Na grande final  “Demônio Nordestino” só precisou de 6 minutos para obrigar o paraibano a desistir, após aplicar um knock down, definindo a luta com chutes e socos e faturando a moto. O curioso desta história é que, depois de descobrir sua vocação para a luta, Edson Tigre abandonou o carrinho de cocos e passou a ser um dos pesos pesados mais requisitados do circuito nordestino de Vale-Tudo.

RUPTURA DE JANGULAR

Campeão do torneio, após vencer duas lutas numa noite e ganhar como prêmio uma moto 125 cc, Assuério Silva, cheio de contas para pagar e sem querer vender a moto, decidiu chorar um acréscimo na bolsa para o promotor. “Poxa, Evilázio, salvei seu evento… Imagina o  mico que não seria, depois de toda publicidade que você fez na região, se não tivesse torneio”, argumentou o campeão.

Mas Evilázio era duro na queda. “Está complicado, campeão. Essa moto foi bem cara. Pensa bem, qual evento aqui do Nordeste dá uma moto zerinho como esta?”. Quando percebeu que não arrancaria nada do promotor, Assuério resolveu apelar, e mostrando seu dente canino, que perfurara o lábio inferior como um piercing, tentou a última cartada. “Dá uma força aí.
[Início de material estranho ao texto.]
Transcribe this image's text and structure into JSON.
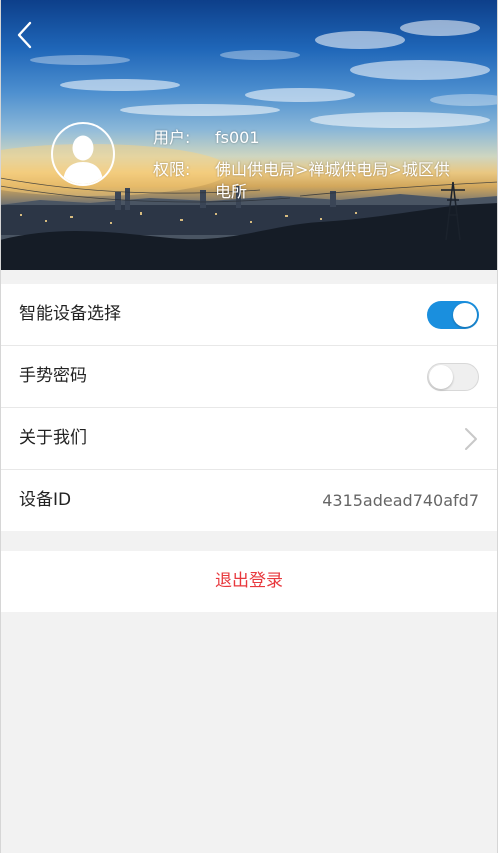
{
  "header": {
    "user_label": "用户:",
    "user_value": "fs001",
    "permission_label": "权限:",
    "permission_value": "佛山供电局>禅城供电局>城区供电所"
  },
  "settings": {
    "items": [
      {
        "label": "智能设备选择",
        "control": "toggle",
        "enabled": true
      },
      {
        "label": "手势密码",
        "control": "toggle",
        "enabled": false
      },
      {
        "label": "关于我们",
        "control": "chevron"
      },
      {
        "label": "设备ID",
        "value": "4315adead740afd7"
      }
    ]
  },
  "logout_label": "退出登录",
  "colors": {
    "toggle_on": "#1a8fde",
    "logout_text": "#e8383d",
    "background": "#f2f2f2"
  },
  "icons": {
    "back": "chevron-left-icon",
    "avatar": "user-avatar-icon",
    "about": "chevron-right-icon"
  }
}
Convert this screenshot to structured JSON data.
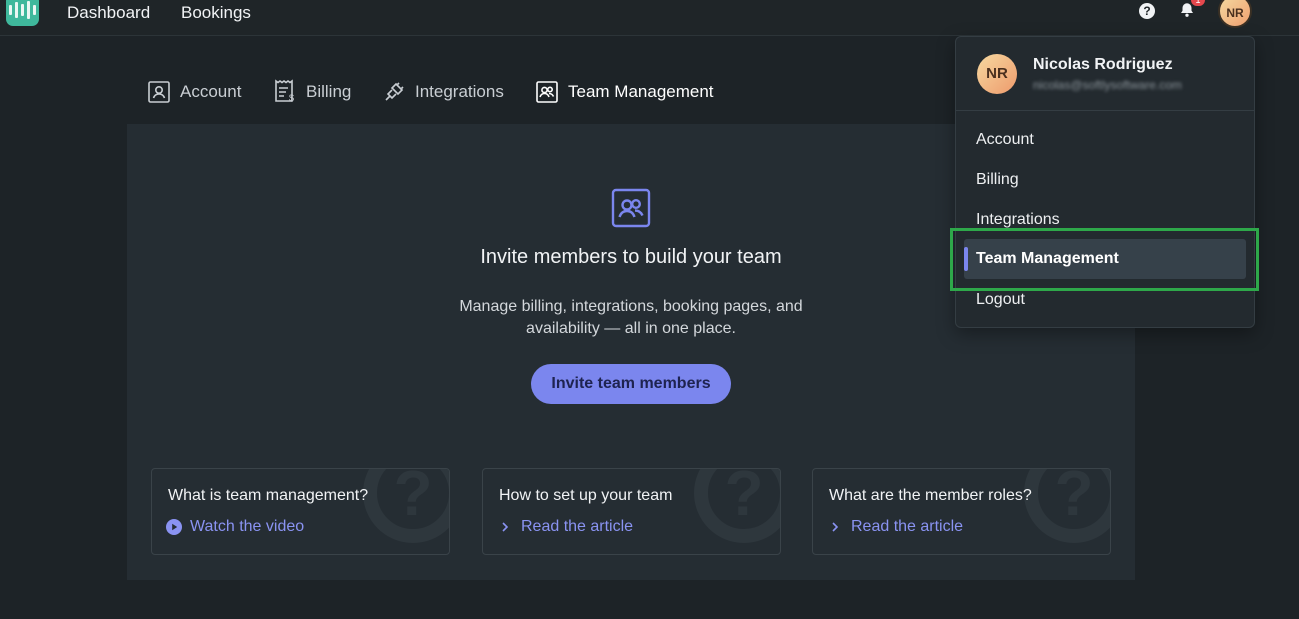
{
  "topbar": {
    "nav": [
      "Dashboard",
      "Bookings"
    ],
    "notification_count": "1",
    "avatar_initials": "NR"
  },
  "tabs": [
    {
      "label": "Account",
      "icon": "user-card-icon"
    },
    {
      "label": "Billing",
      "icon": "receipt-icon"
    },
    {
      "label": "Integrations",
      "icon": "plug-icon"
    },
    {
      "label": "Team Management",
      "icon": "team-icon",
      "active": true
    }
  ],
  "main": {
    "title": "Invite members to build your team",
    "subtitle": "Manage billing, integrations, booking pages, and availability — all in one place.",
    "cta": "Invite team members"
  },
  "cards": [
    {
      "title": "What is team management?",
      "link": "Watch the video",
      "icon": "play-icon"
    },
    {
      "title": "How to set up your team",
      "link": "Read the article",
      "icon": "chevron-right-icon"
    },
    {
      "title": "What are the member roles?",
      "link": "Read the article",
      "icon": "chevron-right-icon"
    }
  ],
  "dropdown": {
    "avatar_initials": "NR",
    "name": "Nicolas Rodriguez",
    "email": "nicolas@softlysoftware.com",
    "items": [
      "Account",
      "Billing",
      "Integrations",
      "Team Management",
      "Logout"
    ],
    "active_item": "Team Management"
  },
  "colors": {
    "accent": "#7b86ee",
    "highlight": "#2ea84a",
    "brand": "#3fb89c"
  }
}
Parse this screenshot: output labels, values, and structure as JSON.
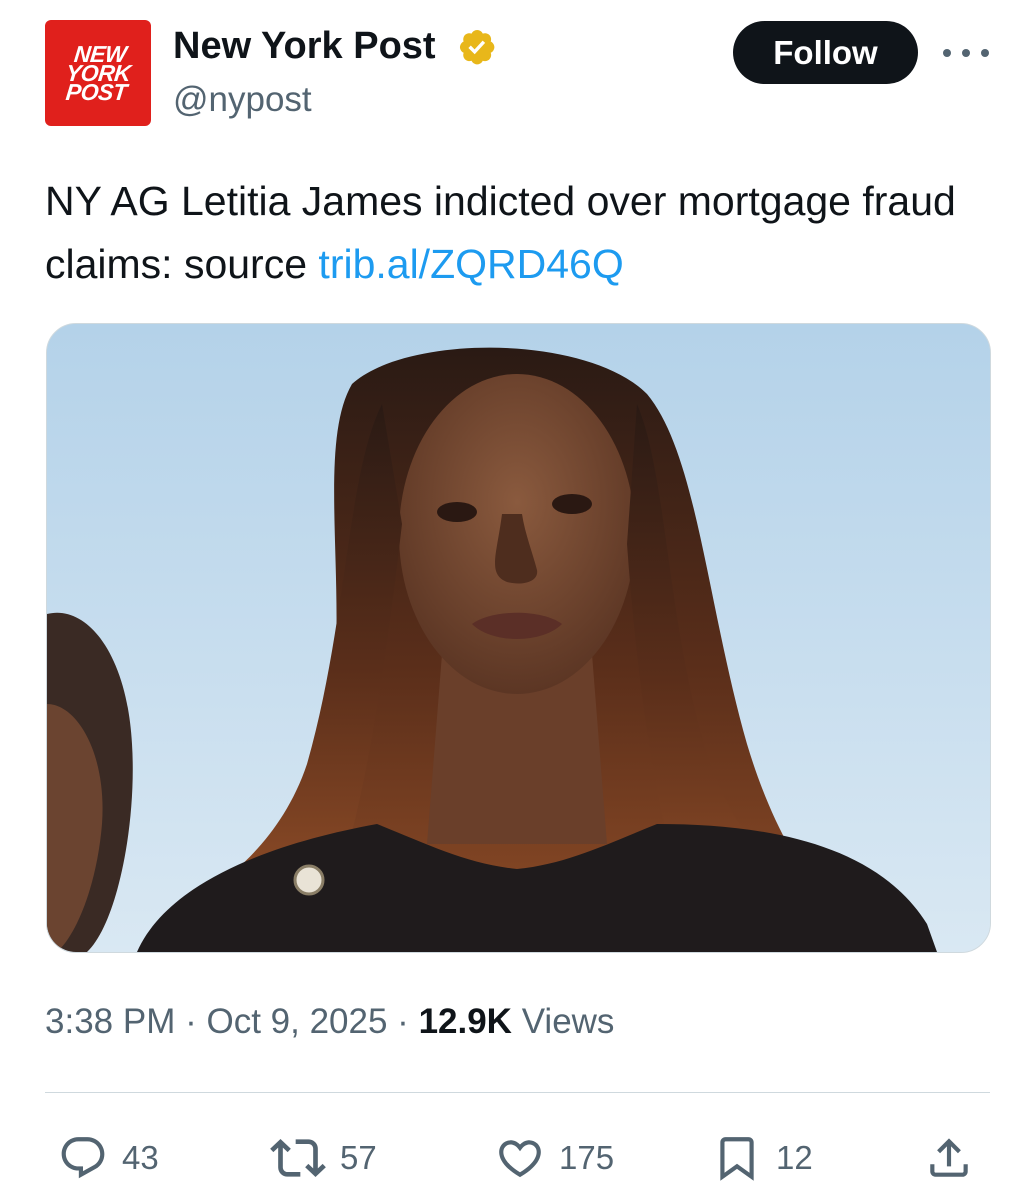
{
  "account": {
    "display_name": "New York Post",
    "handle": "@nypost",
    "avatar_text": [
      "NEW",
      "YORK",
      "POST"
    ],
    "avatar_color": "#e0201c",
    "verified_badge_color": "#e8b71a"
  },
  "follow_button": {
    "label": "Follow"
  },
  "tweet": {
    "text": "NY AG Letitia James indicted over mortgage fraud claims: source ",
    "link": "trib.al/ZQRD46Q",
    "link_color": "#1d9bf0"
  },
  "meta": {
    "time": "3:38 PM",
    "separator": "·",
    "date": "Oct 9, 2025",
    "views_count": "12.9K",
    "views_label": "Views"
  },
  "actions": {
    "replies": "43",
    "reposts": "57",
    "likes": "175",
    "bookmarks": "12"
  },
  "icons": {
    "reply": "reply-icon",
    "repost": "repost-icon",
    "like": "heart-icon",
    "bookmark": "bookmark-icon",
    "share": "share-icon",
    "more": "more-dots-icon",
    "verified": "verified-badge-icon"
  }
}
Ainda vou ter despesas com hospital. Olha aqui, o dente perfurou minha ‘jangular’”, disse o campeão, sem imaginar que a veia jugular estava localizada alguns bons centímetros abaixo do lábio, mais especificamente em seu pescoço.
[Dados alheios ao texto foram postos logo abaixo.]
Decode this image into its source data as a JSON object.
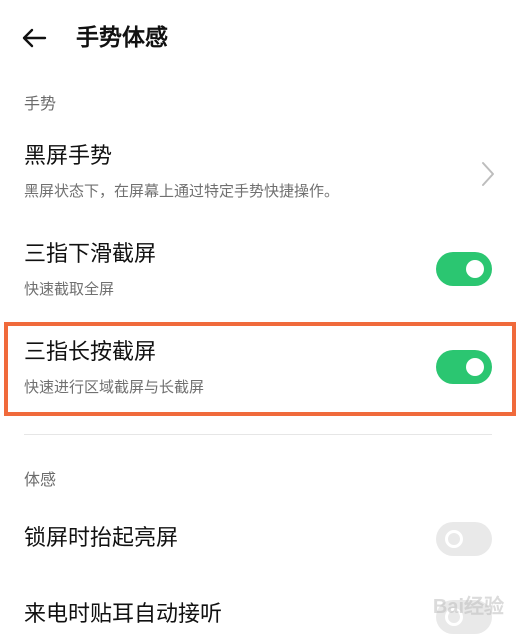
{
  "header": {
    "title": "手势体感"
  },
  "sections": {
    "gestures_title": "手势",
    "motion_title": "体感"
  },
  "rows": {
    "black_screen": {
      "title": "黑屏手势",
      "desc": "黑屏状态下，在屏幕上通过特定手势快捷操作。"
    },
    "three_finger_swipe": {
      "title": "三指下滑截屏",
      "desc": "快速截取全屏",
      "enabled": true
    },
    "three_finger_hold": {
      "title": "三指长按截屏",
      "desc": "快速进行区域截屏与长截屏",
      "enabled": true
    },
    "raise_to_wake": {
      "title": "锁屏时抬起亮屏",
      "enabled": false
    },
    "auto_answer": {
      "title": "来电时贴耳自动接听",
      "enabled": false
    }
  },
  "watermark": "Bai经验",
  "colors": {
    "toggle_on": "#2bc671",
    "toggle_off": "#e9e9e9",
    "highlight": "#f06a3b"
  }
}
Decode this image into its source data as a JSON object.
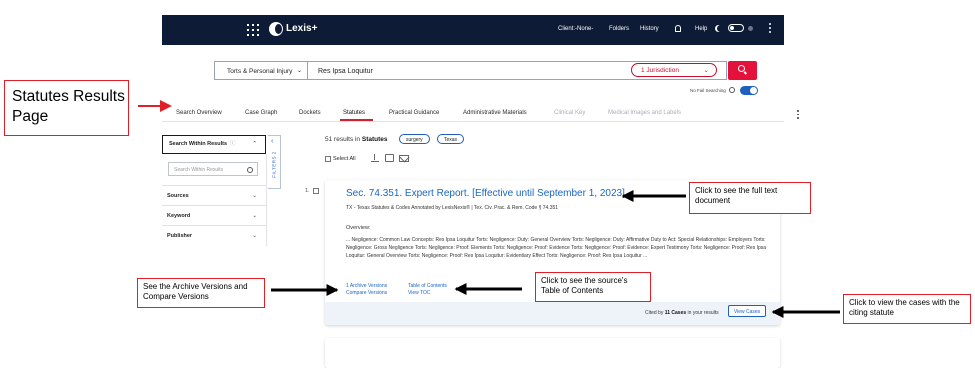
{
  "annotations": {
    "page_label": "Statutes Results Page",
    "full_text": "Click to see the full text document",
    "archive": "See the Archive Versions and Compare Versions",
    "toc": "Click to see the source's Table of Contents",
    "cases": "Click to view the cases with the citing statute"
  },
  "topbar": {
    "logo": "Lexis+",
    "client": "Client:-None-",
    "folders": "Folders",
    "history": "History",
    "help": "Help"
  },
  "search": {
    "content_type": "Torts & Personal Injury",
    "query": "Res Ipsa Loquitur",
    "jurisdiction": "1 Jurisdiction",
    "no_fail": "No Fail Searching"
  },
  "tabs": [
    {
      "label": "Search Overview",
      "dim": false
    },
    {
      "label": "Case Graph",
      "dim": false
    },
    {
      "label": "Dockets",
      "dim": false
    },
    {
      "label": "Statutes",
      "dim": false
    },
    {
      "label": "Practical Guidance",
      "dim": false
    },
    {
      "label": "Administrative Materials",
      "dim": false
    },
    {
      "label": "Clinical Key",
      "dim": true
    },
    {
      "label": "Medical Images and Labels",
      "dim": true
    }
  ],
  "filters": {
    "search_within_title": "Search Within Results",
    "search_within_placeholder": "Search Within Results",
    "facets": [
      "Sources",
      "Keyword",
      "Publisher"
    ],
    "tab_label": "FILTERS 2"
  },
  "results": {
    "count_prefix": "51 results in",
    "content": "Statutes",
    "chips": [
      "surgery",
      "Texas"
    ],
    "select_all": "Select All",
    "item": {
      "number": "1.",
      "title": "Sec. 74.351. Expert Report. [Effective until September 1, 2023]",
      "source": "TX - Texas Statutes & Codes Annotated by LexisNexis® | Tex. Civ. Prac. & Rem. Code § 74.351",
      "overview_label": "Overview:",
      "overview": "... Negligence: Common Law Concepts: Res Ipsa Loquitur Torts: Negligence: Duty: General Overview Torts: Negligence: Duty: Affirmative Duty to Act: Special Relationships: Employers Torts: Negligence: Gross Negligence Torts: Negligence: Proof: Elements Torts: Negligence: Proof: Evidence Torts: Negligence: Proof: Evidence: Expert Testimony Torts: Negligence: Proof: Res Ipsa Loquitur: General Overview Torts: Negligence: Proof: Res Ipsa Loquitur: Evidentiary Effect Torts: Negligence: Proof: Res Ipsa Loquitur ...",
      "archive_versions": "1 Archive Versions",
      "compare_versions": "Compare Versions",
      "toc_label": "Table of Contents",
      "view_toc": "View TOC",
      "cited_prefix": "Cited by",
      "cited_count": "11 Cases",
      "cited_suffix": "in your results",
      "view_cases": "View Cases"
    }
  },
  "colors": {
    "nav_bg": "#0d1b36",
    "brand_red": "#e4123b",
    "link_blue": "#1a66c4",
    "annotation_red": "#e01f26"
  }
}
Sem querer, eu acabaria dando aquele empurrão de que o Assuério precisava. No final de semana seguinte, fui a Curitiba e comentei com Rudimar Fedrigo, líder da Chute Boxe, sobre o talentoso “Demônio Nordestino”. Carente de um peso-pesado em sua equipe, Rudimar o convidou para lutar no Meca 2. A atuação de Assuério, finalizando rapidamente Rodrigo da Silva, lhe valeu um convite para treinar na maior equipe de MMA da época. 

Como principal peso-pesado da equipe curitibana Chute Boxe, Assuério não tardou a chegar no maior evento do mundo, o Pride, Onde, não só passou a representar a maior potência do Vale-Tudo na época, junto com Wanderlei, Pelé, Ninja e Anderson, como acabou sendo pivô da briga que iniciou a rivalidade com a equipe arquirrival carioca, a Brazilian Top Team, naquele famoso episódio da discussão entre Arona e Wanderlei no café da manhã do Tokyo Hilton. Mas esta a gente relembra num outro dia.